Pour le vice-président de l’Université de communication de Chine et membre du comité permanent du comité du PCC, Ren Mengshan, « le dialogue entre les civilisations est à la fois le garant de la paix, le moteur du développement et le pont de l’amitié ». A son avis, les grands bouleversements que le monde traverse, ces dernières années, avec un système de gouvernance mondiale profondément chamboulé, la révolution technologique et l’Intelligence artificielle qui réinventent l’écosystème de la communication, les conflits géopolitiques, les déséquilibres de développement, les fossés cognitifs et les barrières culturelles, appellent à intensifier les échanges, la compréhension et la collaboration.
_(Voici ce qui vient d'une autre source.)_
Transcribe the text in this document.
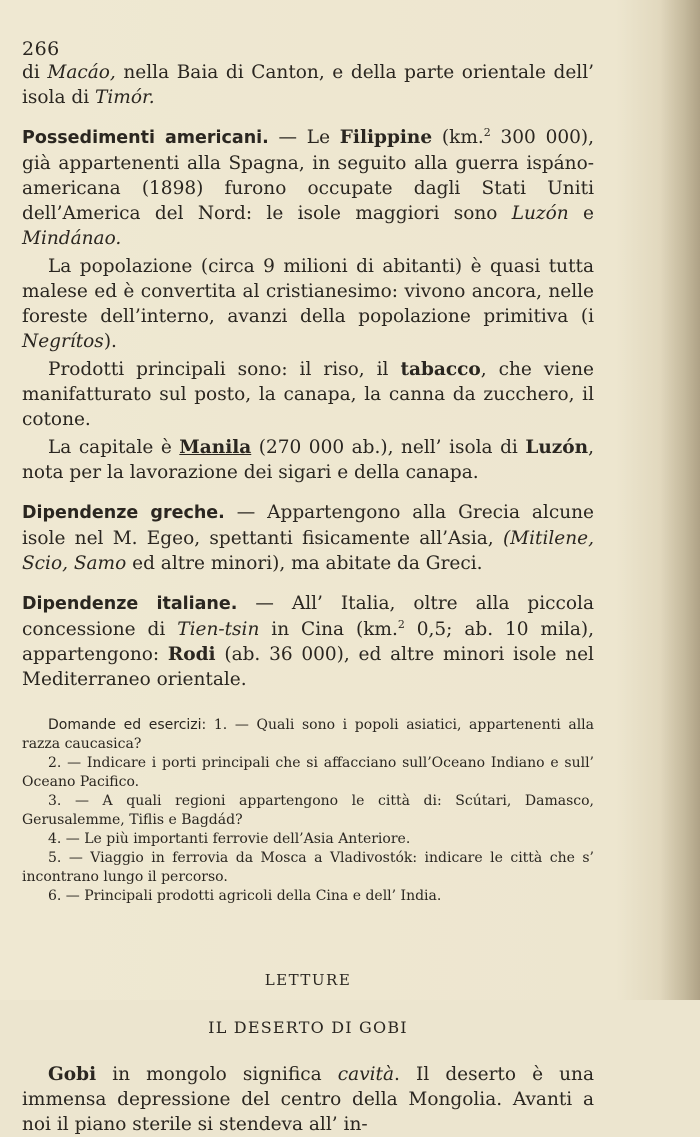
266

di Macáo, nella Baia di Canton, e della parte orientale dell’ isola di Timór.

Possedimenti americani. — Le Filippine (km.$^2$ 300 000), già appartenenti alla Spagna, in seguito alla guerra ispáno-americana (1898) furono occupate dagli Stati Uniti dell’America del Nord: le isole maggiori sono Luzón e Mindánao.

La popolazione (circa 9 milioni di abitanti) è quasi tutta malese ed è convertita al cristianesimo: vivono ancora, nelle foreste dell’interno, avanzi della popolazione primitiva (i Negrítos).

Prodotti principali sono: il riso, il tabacco, che viene manifatturato sul posto, la canapa, la canna da zucchero, il cotone.

La capitale è Manila (270 000 ab.), nell’ isola di Luzón, nota per la lavorazione dei sigari e della canapa.

Dipendenze greche. — Appartengono alla Grecia alcune isole nel M. Egeo, spettanti fisicamente all’Asia, (Mitilene, Scio, Samo ed altre minori), ma abitate da Greci.

Dipendenze italiane. — All’ Italia, oltre alla piccola concessione di Tien-tsin in Cina (km.$^2$ 0,5; ab. 10 mila), appartengono: Rodi (ab. 36 000), ed altre minori isole nel Mediterraneo orientale.

Domande ed esercizi: 1. — Quali sono i popoli asiatici, appartenenti alla razza caucasica?

2. — Indicare i porti principali che si affacciano sull’Oceano Indiano e sull’ Oceano Pacifico.

3. — A quali regioni appartengono le città di: Scútari, Damasco, Gerusalemme, Tiflis e Bagdád?

4. — Le più importanti ferrovie dell’Asia Anteriore.

5. — Viaggio in ferrovia da Mosca a Vladivostók: indicare le città che s’ incontrano lungo il percorso.

6. — Principali prodotti agricoli della Cina e dell’ India.

LETTURE

IL DESERTO DI GOBI

Gobi in mongolo significa cavità. Il deserto è una immensa depressione del centro della Mongolia. Avanti a noi il piano sterile si stendeva all’ in-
Dans cette équation, les médias doivent assumer leur rôle de passerelle, d’intermédiaire entre la Chine et les autres pays du monde, pour « fédérer les consensus ». Dans ce sens qu’au-delà d’être des vecteurs d’informations, les professionnels des médias demeurent des chroniqueurs des civilisations, des transmetteurs des valeurs et des bâtisseurs des agendas publics. Selon M. Ren, dans un paysage informationnel mondialisé et interconnecté, un seul reportage, une séquence vidéo ou une interview possèdent le pouvoir de redéfinir la perception mutuelle entre les peuples et d’infléchir la trajectoire de l’opinion publique internationale. De ce fait, les médias portent une mission historique et monumentale. Ils doivent être les bâtisseurs de ponts du dialogue inter civilisationnel, des fédérateurs du consensus mondial et les gardiens de la vérité factuelle. Ceci, en vue de préserver la confiance publique et promouvoir le progrès social par une communication constructive, favorisant une convergence profonde des esprits et des cœurs, a souligné M. Ren. Car, « les civilisations gagnent en éclat par leur diversité et s’enrichissent par leur dialogue. Le monde contemporain exige plus de dialogue que de confrontation, plus de compréhension que de malentendus, et plus de coopération que d’isolement », a-t-il conclu.
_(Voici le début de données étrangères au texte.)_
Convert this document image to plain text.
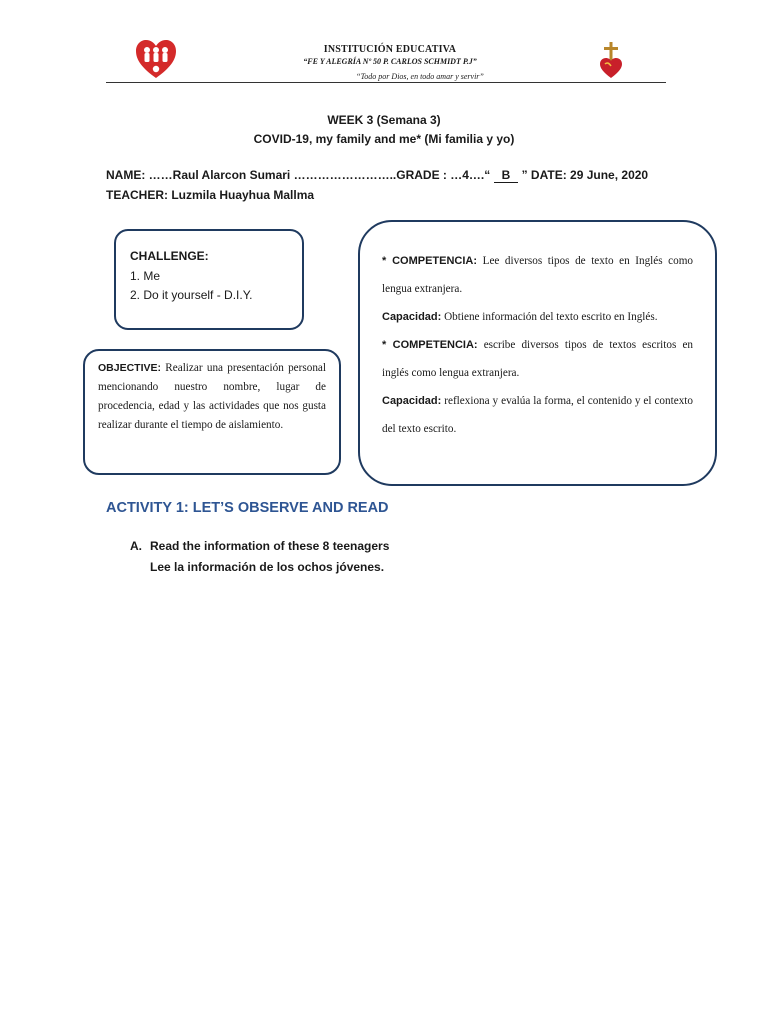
INSTITUCIÓN EDUCATIVA
“FE Y ALEGRÍA Nº 50 P. CARLOS SCHMIDT P.J”
“Todo por Dios, en todo amar y servir”
WEEK 3 (Semana 3)
COVID-19, my family and me* (Mi familia y yo)
NAME: ……Raul Alarcon Sumari ……………………..GRADE : …4….“ B ” DATE: 29 June, 2020
TEACHER: Luzmila Huayhua Mallma
CHALLENGE:
1. Me
2. Do it yourself - D.I.Y.
OBJECTIVE: Realizar una presentación personal mencionando nuestro nombre, lugar de procedencia, edad y las actividades que nos gusta realizar durante el tiempo de aislamiento.

* COMPETENCIA: Lee diversos tipos de texto en Inglés como lengua extranjera.

Capacidad: Obtiene información del texto escrito en Inglés.

* COMPETENCIA: escribe diversos tipos de textos escritos en inglés como lengua extranjera.

Capacidad: reflexiona y evalúa la forma, el contenido y el contexto del texto escrito.

ACTIVITY 1: LET’S OBSERVE AND READ
A. Read the information of these 8 teenagers
Lee la información de los ochos jóvenes.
Les journalistes africains et d’autres touristes à l’assaut de la muraille de Chine.

Ce colloque a pris fin par la visite des lieux.
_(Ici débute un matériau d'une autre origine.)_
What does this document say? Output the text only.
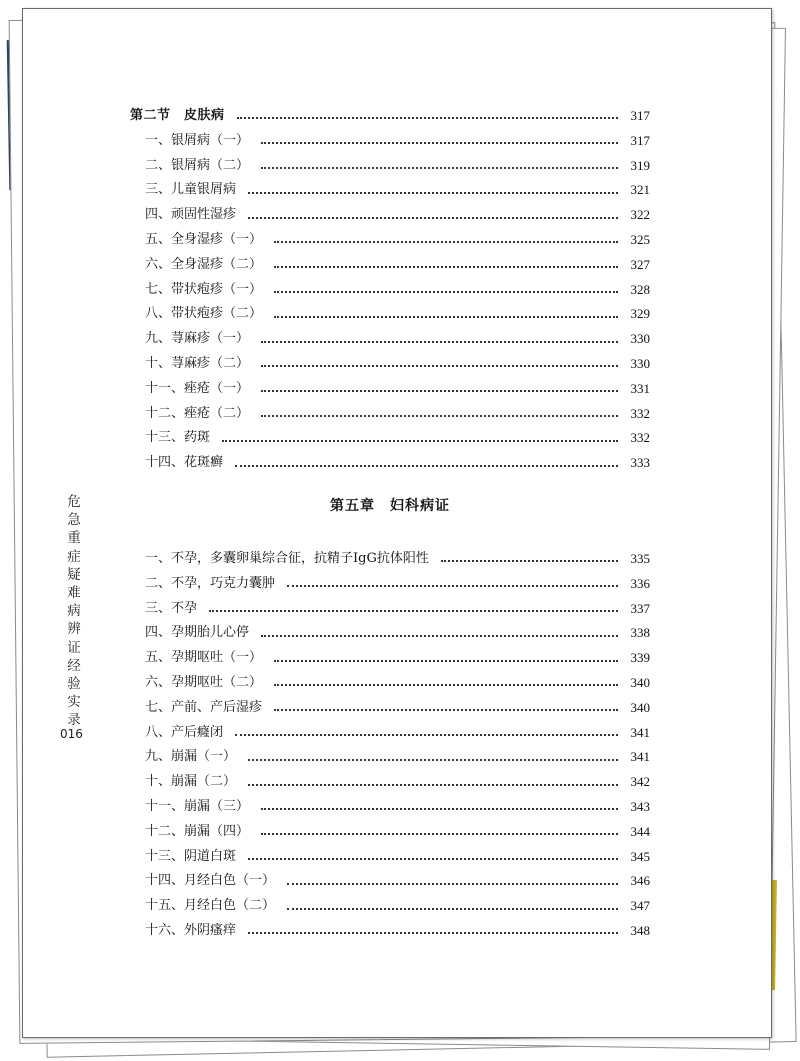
危急重症疑难病辨证经验实录
016
第二节　皮肤病	317
一、银屑病（一）	317
二、银屑病（二）	319
三、儿童银屑病	321
四、顽固性湿疹	322
五、全身湿疹（一）	325
六、全身湿疹（二）	327
七、带状疱疹（一）	328
八、带状疱疹（二）	329
九、荨麻疹（一）	330
十、荨麻疹（二）	330
十一、痤疮（一）	331
十二、痤疮（二）	332
十三、药斑	332
十四、花斑癣	333
第五章　妇科病证
一、不孕，多囊卵巢综合征，抗精子IgG抗体阳性	335
二、不孕，巧克力囊肿	336
三、不孕	337
四、孕期胎儿心停	338
五、孕期呕吐（一）	339
六、孕期呕吐（二）	340
七、产前、产后湿疹	340
八、产后癃闭	341
九、崩漏（一）	341
十、崩漏（二）	342
十一、崩漏（三）	343
十二、崩漏（四）	344
十三、阴道白斑	345
十四、月经白色（一）	346
十五、月经白色（二）	347
十六、外阴瘙痒	348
Mercredi 3 juin 2026, les journalistes en séjour à Pékin ont visité la grande muraille de Chine, un site touristique inscrit en 1987 au patrimoine culturel de l’humanité. C’est un ouvrage défensif, une fortification haute, dont la construction remonte à la Chine antique sous plusieurs dynasties, à partir du 3e siècle avant Jésus-Christ jusqu’au 17e siècle après, et particulièrement sous la dynastie des Ming, au 15e et 16e siècles, dans le but de freiner l’avancée des troupes ennemies. Elle comprend des remparts, des pavillons et des postes de garde et s’étend sur le vaste territoire du Nord et du centre de la Chine sur une longueur totale de plus de 20 000 Km. Témoin de la longue histoire de la Chine, la grande muraille figure parmi les sept merveilles du monde médiéval. Son importance historique et stratégique n’a d’égale que sa valeur architecturale. Elle reste, aujourd’hui, le plus grand ouvrage de génie militaire du monde, un symbole national de préservation de la sécurité du pays et de ses habitants et une destination touristique populaire.